中学生の頃に「キッチン」を読んで以来、吉本ばななさんの作品を追い続け、著書はほぼすべて読んでいる。
作品の面白さだけでなく、彼女の執筆に対する一貫した信念にも深く共感し、信頼している。
ばななさんの言葉にとくに救われたのは、仕事に忙殺されて適応障害になったときと、その仕事を辞めたときだった。
がんばりやさんで、まじめでいい人たちは、どうしてもそれをやろうとして、ストレスが楽しいことや生きやすさを上回ってしまい、壊れてしまう。人生は一度しかないし、自分はひとりしかいない。そんないちばん基本的なことを忘れてしまう。(中略)
もう、ひとりも負けないでほしい。時代に押しつぶされて、かけがえのない笑顔を失わないでほしい。
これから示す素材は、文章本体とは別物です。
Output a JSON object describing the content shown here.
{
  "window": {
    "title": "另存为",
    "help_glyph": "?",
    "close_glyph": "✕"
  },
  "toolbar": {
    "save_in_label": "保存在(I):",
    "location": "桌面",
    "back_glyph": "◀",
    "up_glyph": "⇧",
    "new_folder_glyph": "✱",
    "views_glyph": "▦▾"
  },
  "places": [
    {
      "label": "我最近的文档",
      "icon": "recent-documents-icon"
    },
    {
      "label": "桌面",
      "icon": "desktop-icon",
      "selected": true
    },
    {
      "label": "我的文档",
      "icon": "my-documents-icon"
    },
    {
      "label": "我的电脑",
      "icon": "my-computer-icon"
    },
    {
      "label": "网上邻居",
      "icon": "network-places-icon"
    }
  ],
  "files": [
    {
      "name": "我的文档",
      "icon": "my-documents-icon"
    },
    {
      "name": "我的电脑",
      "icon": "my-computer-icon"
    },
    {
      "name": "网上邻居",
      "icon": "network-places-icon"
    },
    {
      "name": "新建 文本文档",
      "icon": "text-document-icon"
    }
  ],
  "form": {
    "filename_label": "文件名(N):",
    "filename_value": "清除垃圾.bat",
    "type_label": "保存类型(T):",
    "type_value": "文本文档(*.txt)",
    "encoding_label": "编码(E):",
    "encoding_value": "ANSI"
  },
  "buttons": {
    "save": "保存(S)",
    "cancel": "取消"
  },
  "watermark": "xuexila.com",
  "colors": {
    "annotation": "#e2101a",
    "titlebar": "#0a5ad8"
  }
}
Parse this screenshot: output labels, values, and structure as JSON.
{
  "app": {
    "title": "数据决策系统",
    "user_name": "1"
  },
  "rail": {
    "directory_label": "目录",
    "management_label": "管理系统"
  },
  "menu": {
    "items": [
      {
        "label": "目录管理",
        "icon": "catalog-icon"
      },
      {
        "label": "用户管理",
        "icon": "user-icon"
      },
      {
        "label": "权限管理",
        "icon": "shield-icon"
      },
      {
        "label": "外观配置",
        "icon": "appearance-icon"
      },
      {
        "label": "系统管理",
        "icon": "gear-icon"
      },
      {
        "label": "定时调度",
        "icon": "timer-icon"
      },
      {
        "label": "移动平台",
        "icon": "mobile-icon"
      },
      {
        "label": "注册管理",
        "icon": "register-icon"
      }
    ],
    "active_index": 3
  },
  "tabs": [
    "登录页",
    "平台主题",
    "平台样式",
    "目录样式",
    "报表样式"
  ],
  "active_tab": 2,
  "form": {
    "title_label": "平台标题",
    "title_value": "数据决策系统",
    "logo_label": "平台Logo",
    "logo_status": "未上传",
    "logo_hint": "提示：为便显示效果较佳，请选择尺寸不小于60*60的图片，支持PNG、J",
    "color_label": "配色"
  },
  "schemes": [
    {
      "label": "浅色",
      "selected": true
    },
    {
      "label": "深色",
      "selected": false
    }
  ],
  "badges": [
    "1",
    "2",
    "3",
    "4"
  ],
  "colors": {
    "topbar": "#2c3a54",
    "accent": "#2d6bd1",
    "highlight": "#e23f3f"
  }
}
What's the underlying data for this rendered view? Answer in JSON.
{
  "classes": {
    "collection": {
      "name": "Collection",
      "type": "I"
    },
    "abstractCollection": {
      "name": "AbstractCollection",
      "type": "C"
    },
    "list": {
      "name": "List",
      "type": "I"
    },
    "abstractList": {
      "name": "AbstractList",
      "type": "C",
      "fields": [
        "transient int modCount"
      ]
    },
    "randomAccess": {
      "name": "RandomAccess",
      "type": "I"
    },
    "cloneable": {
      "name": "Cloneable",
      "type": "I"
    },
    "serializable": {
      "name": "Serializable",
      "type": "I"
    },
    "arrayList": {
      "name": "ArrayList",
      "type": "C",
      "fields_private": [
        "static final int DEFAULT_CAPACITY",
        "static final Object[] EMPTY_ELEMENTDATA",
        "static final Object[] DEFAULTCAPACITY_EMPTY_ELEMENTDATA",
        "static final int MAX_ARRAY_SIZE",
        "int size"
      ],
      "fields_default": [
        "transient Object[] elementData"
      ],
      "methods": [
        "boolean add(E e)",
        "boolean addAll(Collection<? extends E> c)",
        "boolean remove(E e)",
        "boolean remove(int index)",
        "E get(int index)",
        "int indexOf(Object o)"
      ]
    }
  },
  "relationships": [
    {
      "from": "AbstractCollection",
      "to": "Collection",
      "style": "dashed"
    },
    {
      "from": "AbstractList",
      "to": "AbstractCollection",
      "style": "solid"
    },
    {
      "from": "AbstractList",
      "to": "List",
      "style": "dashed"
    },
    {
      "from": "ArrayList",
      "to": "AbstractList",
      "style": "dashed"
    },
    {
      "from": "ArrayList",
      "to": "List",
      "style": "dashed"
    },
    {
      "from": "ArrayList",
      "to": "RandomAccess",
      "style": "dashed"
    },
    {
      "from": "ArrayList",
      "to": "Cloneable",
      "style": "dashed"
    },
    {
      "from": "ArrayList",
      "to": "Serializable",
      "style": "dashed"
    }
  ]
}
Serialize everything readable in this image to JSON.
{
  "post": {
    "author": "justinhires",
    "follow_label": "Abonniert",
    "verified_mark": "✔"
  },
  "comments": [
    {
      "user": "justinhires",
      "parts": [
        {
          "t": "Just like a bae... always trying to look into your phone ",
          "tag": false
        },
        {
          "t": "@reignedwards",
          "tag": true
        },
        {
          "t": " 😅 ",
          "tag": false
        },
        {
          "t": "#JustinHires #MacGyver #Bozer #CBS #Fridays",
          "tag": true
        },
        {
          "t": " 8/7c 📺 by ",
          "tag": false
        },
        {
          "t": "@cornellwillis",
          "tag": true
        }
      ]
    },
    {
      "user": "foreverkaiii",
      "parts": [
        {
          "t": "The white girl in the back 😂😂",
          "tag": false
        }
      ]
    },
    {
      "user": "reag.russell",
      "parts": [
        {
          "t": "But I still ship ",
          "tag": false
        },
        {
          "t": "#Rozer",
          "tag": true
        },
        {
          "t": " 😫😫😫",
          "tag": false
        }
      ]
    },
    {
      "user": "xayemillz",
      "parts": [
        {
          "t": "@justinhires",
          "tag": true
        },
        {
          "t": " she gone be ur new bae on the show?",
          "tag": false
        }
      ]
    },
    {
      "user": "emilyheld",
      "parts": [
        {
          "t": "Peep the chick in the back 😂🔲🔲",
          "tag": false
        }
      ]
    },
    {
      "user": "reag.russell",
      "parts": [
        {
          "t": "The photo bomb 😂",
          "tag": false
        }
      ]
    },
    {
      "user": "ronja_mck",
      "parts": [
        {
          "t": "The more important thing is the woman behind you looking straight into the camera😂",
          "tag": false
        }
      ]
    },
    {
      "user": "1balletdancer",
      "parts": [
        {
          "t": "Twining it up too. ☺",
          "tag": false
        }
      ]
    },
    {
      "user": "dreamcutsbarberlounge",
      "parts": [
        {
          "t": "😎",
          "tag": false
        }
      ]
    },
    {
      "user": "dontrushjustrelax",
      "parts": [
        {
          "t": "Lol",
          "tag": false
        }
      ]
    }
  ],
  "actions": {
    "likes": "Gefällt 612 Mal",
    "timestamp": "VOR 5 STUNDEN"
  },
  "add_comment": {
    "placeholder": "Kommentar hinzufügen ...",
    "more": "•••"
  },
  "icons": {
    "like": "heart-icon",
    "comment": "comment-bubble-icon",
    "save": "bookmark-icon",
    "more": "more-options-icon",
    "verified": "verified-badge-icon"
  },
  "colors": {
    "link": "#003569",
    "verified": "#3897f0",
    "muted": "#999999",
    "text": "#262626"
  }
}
休職してすぐは仕事を投げ出したような気がして、自分を責め続けた。
夜は眠れないし、朝も起きれない。毎日死にたかった。
休み始めて2ヶ月ほど経った頃、ようやく本を読もうと思い始めた。
それは、母が贈ってくれた詩を読み、読書が好きだったことを思い出したからだ。
「そうだ、私、吉本ばななさんのこと好きだった」
そう思い出して、久しぶりに本を手に取った。
ばななさんの言葉が、がんばりすぎなくていいんだよ、と寄り添ってくれた。
仕事を辞めることになったときは、自然とばななさんの本に手が伸びていた。
誰にでも潮目が変わる時があって、それに気づくのって、だいたい悪いことが起きている時ですよね。(中略)たとえば会社を突然クビになっちゃうとか、そういう衝撃的につらいことっていうのは、目を開く大きなきっかけだなって、よく言われることですけど、本当にそうだと思います。
この言葉と出会い、仕事を辞めることになったのは、何か大いなるものからのメッセージ、ギフトなのかもしれないと素直に思えた。
私が笑って生きていくための、もしかしたら天の計らいなのかもしれないと。
今、30代を迎え、もう自分を犠牲にしてまでがむしゃらに頑張る働き方はしない。
しかし、あの頃必死に働いて、懸命に生きたことに後悔はない。
要領も良くなかったし、実力も全然足りなかったけれど、頑張ることだけは怠らなかったと胸を張って言える。
愚直な自分を嫌いにならずにすんだのは、ばななさんのおかげだ。
私には、ばななさんがいるから大丈夫。
間違いなく私の人生は、吉本ばななに救われた人生だった。